Speaking after the tour, Mr Tsvangirai said: "African countries always suffer a curse when it comes to the discovery of diamonds and oil. The discovery of diamonds in Zimbabwe is not a curse, but a blessing to our country's economic opportunities.
"Each and every Zimbabwean should benefit. Since the discovery of the diamonds, the biggest debate in Cabinet was centred on accusing Minister Mpofu of not being transparent on what is happening at Chiadzwa.
"This country is a blessed one and there should be transparency in the way we exploit our resources, marketing and investments.
"I am impressed with the new houses I saw today. We should not reproduce the same pole and dagga houses, which people were staying in before being relocated. From now onwards this should be a thing of the past. The houses here should be used as a resettlement model for all companies wanting to invest in Zimbabwe.

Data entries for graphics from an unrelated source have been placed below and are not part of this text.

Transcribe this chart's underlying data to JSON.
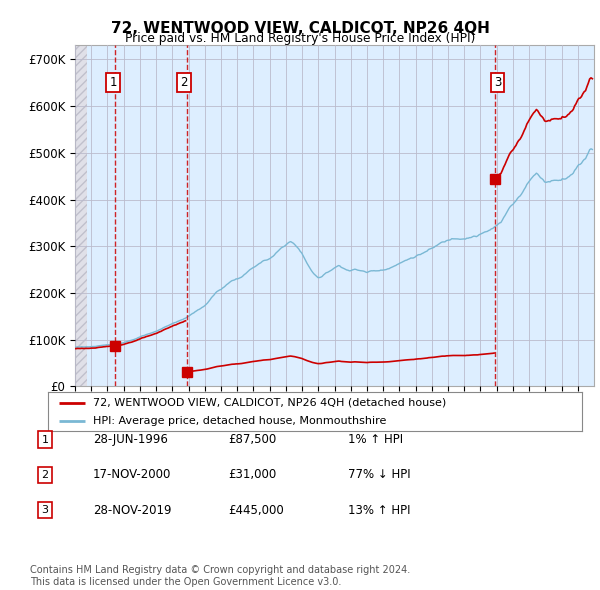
{
  "title": "72, WENTWOOD VIEW, CALDICOT, NP26 4QH",
  "subtitle": "Price paid vs. HM Land Registry's House Price Index (HPI)",
  "ylabel_ticks": [
    "£0",
    "£100K",
    "£200K",
    "£300K",
    "£400K",
    "£500K",
    "£600K",
    "£700K"
  ],
  "ytick_vals": [
    0,
    100000,
    200000,
    300000,
    400000,
    500000,
    600000,
    700000
  ],
  "ylim": [
    0,
    730000
  ],
  "xlim_start": 1994.0,
  "xlim_end": 2026.0,
  "sales": [
    {
      "num": 1,
      "year": 1996.49,
      "price": 87500
    },
    {
      "num": 2,
      "year": 2000.88,
      "price": 31000
    },
    {
      "num": 3,
      "year": 2019.91,
      "price": 445000
    }
  ],
  "legend_line1": "72, WENTWOOD VIEW, CALDICOT, NP26 4QH (detached house)",
  "legend_line2": "HPI: Average price, detached house, Monmouthshire",
  "table_rows": [
    {
      "num": 1,
      "date": "28-JUN-1996",
      "price": "£87,500",
      "hpi": "1% ↑ HPI"
    },
    {
      "num": 2,
      "date": "17-NOV-2000",
      "price": "£31,000",
      "hpi": "77% ↓ HPI"
    },
    {
      "num": 3,
      "date": "28-NOV-2019",
      "price": "£445,000",
      "hpi": "13% ↑ HPI"
    }
  ],
  "footnote": "Contains HM Land Registry data © Crown copyright and database right 2024.\nThis data is licensed under the Open Government Licence v3.0.",
  "hpi_color": "#7ab8d4",
  "sale_color": "#cc0000",
  "hpi_shade_color": "#ddeeff",
  "hatch_color": "#d0d0d8",
  "grid_color": "#cccccc",
  "hpi_anchors": {
    "1994.0": 84000,
    "1994.25": 84500,
    "1994.5": 84800,
    "1994.75": 85000,
    "1995.0": 85500,
    "1995.25": 86000,
    "1995.5": 86500,
    "1995.75": 87000,
    "1996.0": 88000,
    "1996.25": 89000,
    "1996.5": 90500,
    "1996.75": 92000,
    "1997.0": 94000,
    "1997.25": 97000,
    "1997.5": 100000,
    "1997.75": 103000,
    "1998.0": 106000,
    "1998.25": 109000,
    "1998.5": 112000,
    "1998.75": 114000,
    "1999.0": 116000,
    "1999.25": 120000,
    "1999.5": 124000,
    "1999.75": 128000,
    "2000.0": 132000,
    "2000.25": 136000,
    "2000.5": 140000,
    "2000.75": 144000,
    "2001.0": 148000,
    "2001.25": 155000,
    "2001.5": 160000,
    "2001.75": 165000,
    "2002.0": 170000,
    "2002.25": 180000,
    "2002.5": 192000,
    "2002.75": 200000,
    "2003.0": 205000,
    "2003.25": 213000,
    "2003.5": 220000,
    "2003.75": 225000,
    "2004.0": 228000,
    "2004.25": 232000,
    "2004.5": 238000,
    "2004.75": 245000,
    "2005.0": 252000,
    "2005.25": 258000,
    "2005.5": 263000,
    "2005.75": 266000,
    "2006.0": 268000,
    "2006.25": 274000,
    "2006.5": 282000,
    "2006.75": 290000,
    "2007.0": 298000,
    "2007.25": 305000,
    "2007.5": 300000,
    "2007.75": 290000,
    "2008.0": 278000,
    "2008.25": 262000,
    "2008.5": 248000,
    "2008.75": 235000,
    "2009.0": 228000,
    "2009.25": 230000,
    "2009.5": 238000,
    "2009.75": 244000,
    "2010.0": 250000,
    "2010.25": 255000,
    "2010.5": 252000,
    "2010.75": 248000,
    "2011.0": 245000,
    "2011.25": 248000,
    "2011.5": 246000,
    "2011.75": 244000,
    "2012.0": 242000,
    "2012.25": 244000,
    "2012.5": 245000,
    "2012.75": 246000,
    "2013.0": 248000,
    "2013.25": 252000,
    "2013.5": 256000,
    "2013.75": 260000,
    "2014.0": 264000,
    "2014.25": 268000,
    "2014.5": 272000,
    "2014.75": 276000,
    "2015.0": 280000,
    "2015.25": 284000,
    "2015.5": 288000,
    "2015.75": 292000,
    "2016.0": 295000,
    "2016.25": 300000,
    "2016.5": 305000,
    "2016.75": 308000,
    "2017.0": 312000,
    "2017.25": 316000,
    "2017.5": 318000,
    "2017.75": 320000,
    "2018.0": 322000,
    "2018.25": 325000,
    "2018.5": 328000,
    "2018.75": 330000,
    "2019.0": 333000,
    "2019.25": 336000,
    "2019.5": 340000,
    "2019.75": 344000,
    "2020.0": 350000,
    "2020.25": 355000,
    "2020.5": 368000,
    "2020.75": 385000,
    "2021.0": 395000,
    "2021.25": 408000,
    "2021.5": 420000,
    "2021.75": 435000,
    "2022.0": 448000,
    "2022.25": 460000,
    "2022.5": 465000,
    "2022.75": 455000,
    "2023.0": 448000,
    "2023.25": 450000,
    "2023.5": 452000,
    "2023.75": 455000,
    "2024.0": 458000,
    "2024.25": 462000,
    "2024.5": 468000,
    "2024.75": 476000,
    "2025.0": 490000,
    "2025.5": 510000,
    "2025.75": 530000
  }
}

Companies should build modern houses for the people," he said.
Mr Tsvangirai said there was no reason why Zimbabwe's economy should not take off.
Mr Tsvangirai was also accompanied by the Deputy Prime Minister, Professor Arthur Mutambara, Minister of Agriculture, Mechanisation and Irrigation Development, Dr Joseph Made, Minister of Finance, Mr Tendai Biti, Minister of Economic Planning and Investment Promotion, Mr Tapiwa Mashakada, Minister of Labour and Social Services, Ms Paurina Mpariwa and Minister of Housing and Social Amenities, Mr Giles Mutsekwa.